Jakarta — Wacana pemberian gelar Pahlawan Nasional kepada Presiden ke-2 Republik Indonesia, Soeharto, kembali mencuat dan menuai pro dan kontra. Wakil Ketua Umum Partai Golkar, Ahmad Doli Kurnia, menyatakan partainya secara tegas mendukung usulan tersebut. Sebaliknya, SETARA Institute menilai pemberian gelar itu tidak pantas dilakukan, mengingat sejumlah pelanggaran HAM dan kejahatan kemanusiaan yang terjadi pada masa pemerintahan Soeharto.
Doli menyampaikan dukungannya saat ditemui di Kompleks Parlemen, Jakarta, Kamis (24/4/2025). Ia menyebut bahwa seluruh presiden Indonesia memiliki jasa besar, meskipun masing-masing juga memiliki kekurangan.
“Saya kira, terlepas dari kelemahan dan kekurangannya, presiden-presiden kita sudah punya jasa luar biasa bagi bangsa ini,” ujar Doli.
Menurut anggota Komisi II DPR itu, bangsa Indonesia harus bersikap adil dan bijak dalam menilai jasa para pemimpin nasional. Ia membandingkan penghargaan yang telah diberikan kepada Presiden pertama, Soekarno, dan menilai bahwa hal serupa juga layak diberikan kepada Soeharto.
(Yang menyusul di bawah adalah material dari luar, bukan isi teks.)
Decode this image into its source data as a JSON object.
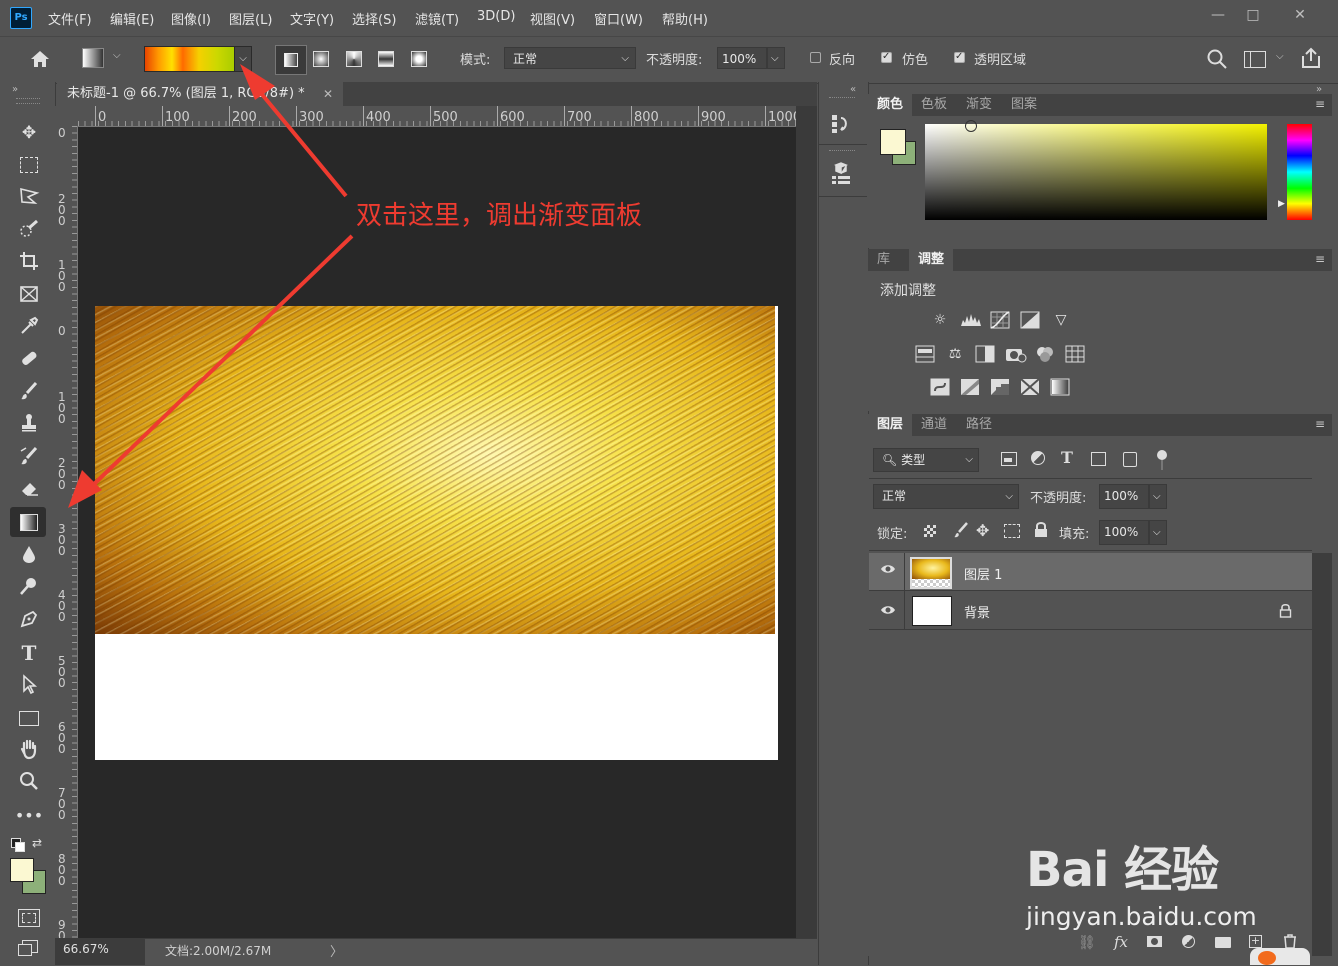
{
  "app": {
    "logo": "Ps",
    "menus": [
      "文件(F)",
      "编辑(E)",
      "图像(I)",
      "图层(L)",
      "文字(Y)",
      "选择(S)",
      "滤镜(T)",
      "3D(D)",
      "视图(V)",
      "窗口(W)",
      "帮助(H)"
    ],
    "window_buttons": [
      "—",
      "□",
      "✕"
    ]
  },
  "options_bar": {
    "mode_label": "模式:",
    "mode_value": "正常",
    "opacity_label": "不透明度:",
    "opacity_value": "100%",
    "reverse_label": "反向",
    "reverse_checked": false,
    "dither_label": "仿色",
    "dither_checked": true,
    "transparency_label": "透明区域",
    "transparency_checked": true
  },
  "document": {
    "tab_title": "未标题-1 @ 66.7% (图层 1, RGB/8#) *",
    "ruler_h": [
      "0",
      "100",
      "200",
      "300",
      "400",
      "500",
      "600",
      "700",
      "800",
      "900",
      "1000"
    ],
    "ruler_v": [
      "0",
      "200",
      "100",
      "0",
      "100",
      "200",
      "300",
      "400",
      "500",
      "600",
      "700",
      "800",
      "900"
    ],
    "zoom": "66.67%",
    "doc_size": "文档:2.00M/2.67M"
  },
  "annotation": {
    "text": "双击这里，调出渐变面板",
    "color": "#ee3b30"
  },
  "color_panel": {
    "tabs": [
      "颜色",
      "色板",
      "渐变",
      "图案"
    ],
    "foreground": "#fbf8d2",
    "background": "#8db079"
  },
  "adjust_panel": {
    "tabs": [
      "库",
      "调整"
    ],
    "title": "添加调整"
  },
  "layers_panel": {
    "tabs": [
      "图层",
      "通道",
      "路径"
    ],
    "filter_type": "类型",
    "blend_mode": "正常",
    "opacity_label": "不透明度:",
    "opacity_value": "100%",
    "lock_label": "锁定:",
    "fill_label": "填充:",
    "fill_value": "100%",
    "layers": [
      {
        "name": "图层 1",
        "selected": true
      },
      {
        "name": "背景",
        "locked": true
      }
    ],
    "footer_icons": [
      "link-icon",
      "fx-icon",
      "mask-icon",
      "adjustment-icon",
      "folder-icon",
      "new-layer-icon",
      "trash-icon"
    ]
  },
  "watermark": {
    "brand": "Bai 经验",
    "url": "jingyan.baidu.com"
  }
}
“Kalau kita terus mencari kelemahan-kelemahan para pemimpin kita, bangsa ini tidak akan maju,” katanya.
Doli menambahkan bahwa Golkar memiliki ikatan historis yang kuat dengan Soeharto. Menurutnya, banyak kebijakan dan pembangunan nasional pada masa pemerintahan Soeharto memberikan dampak positif bagi masyarakat.
“Kami merasakan betul manfaat pemerintahan Pak Harto. Maka Golkar mendukung penuh agar beliau diberi gelar pahlawan nasional,” tegasnya.
Penolakan dari SETARA Institute
Di sisi lain, SETARA Institute secara tegas menolak pemberian gelar pahlawan nasional kepada Soeharto. Ketua Dewan Nasional SETARA Institute, Hendardi, menyatakan bahwa masa pemerintahan Soeharto sarat dengan pelanggaran hak asasi manusia, kejahatan kemanusiaan, serta praktik Korupsi, Kolusi, dan Nepotisme (KKN) yang melibatkan lingkaran keluarga dan elite politik di sekitarnya.
“Gelar tersebut tidak relevan dan problematik, karena Soeharto belum pernah diuji secara hukum atas kejahatan-kejahatan tersebut,” ujar Hendardi dalam keterangan tertulis.
Ia juga menilai bahwa pemberian gelar itu akan menciptakan kontradiksi dalam narasi sejarah bangsa dan berpotensi mengaburkan semangat reformasi 1998.
“Pemberian gelar pahlawan kepada Soeharto bisa menjadi simbol kebangkitan Orde Baru dan mendeligitimasi gerakan reformasi yang menolak otoritarianisme serta menegakkan supremasi sipil,” jelasnya.
Menurut Hendardi, secara sosial, gelar tersebut juga dapat menimbulkan kebingungan kolektif pada generasi mendatang.
“Ini seperti menghapus jejak sejarah rezim yang dilengserkan karena akumulasi kejahatan, tapi di saat yang sama justru diberi gelar pahlawan nasional,” ujarnya.
Nama Soeharto dan Gus Dur Masuk Daftar Usulan
Polemik ini muncul seiring pembahasan 10 nama calon Pahlawan Nasional tahun 2025 oleh Kementerian Sosial dan Tim Peneliti dan Pengkaji Gelar Pusat (TP2GP). Nama Soeharto kembali diusulkan oleh Pemerintah Provinsi Jawa Tengah, sementara nama Presiden ke-4 RI, Abdurrahman Wahid (Gus Dur), diusulkan oleh Jawa Timur.
Kedua nama tersebut merupakan pengajuan ulang dari tahun-tahun sebelumnya. Kini, wacana ini kembali memicu diskusi publik tentang makna kepahlawanan dan pentingnya rekonsiliasi sejarah dalam menentukan tokoh yang layak dianugerahi gelar Pahlawan Nasional.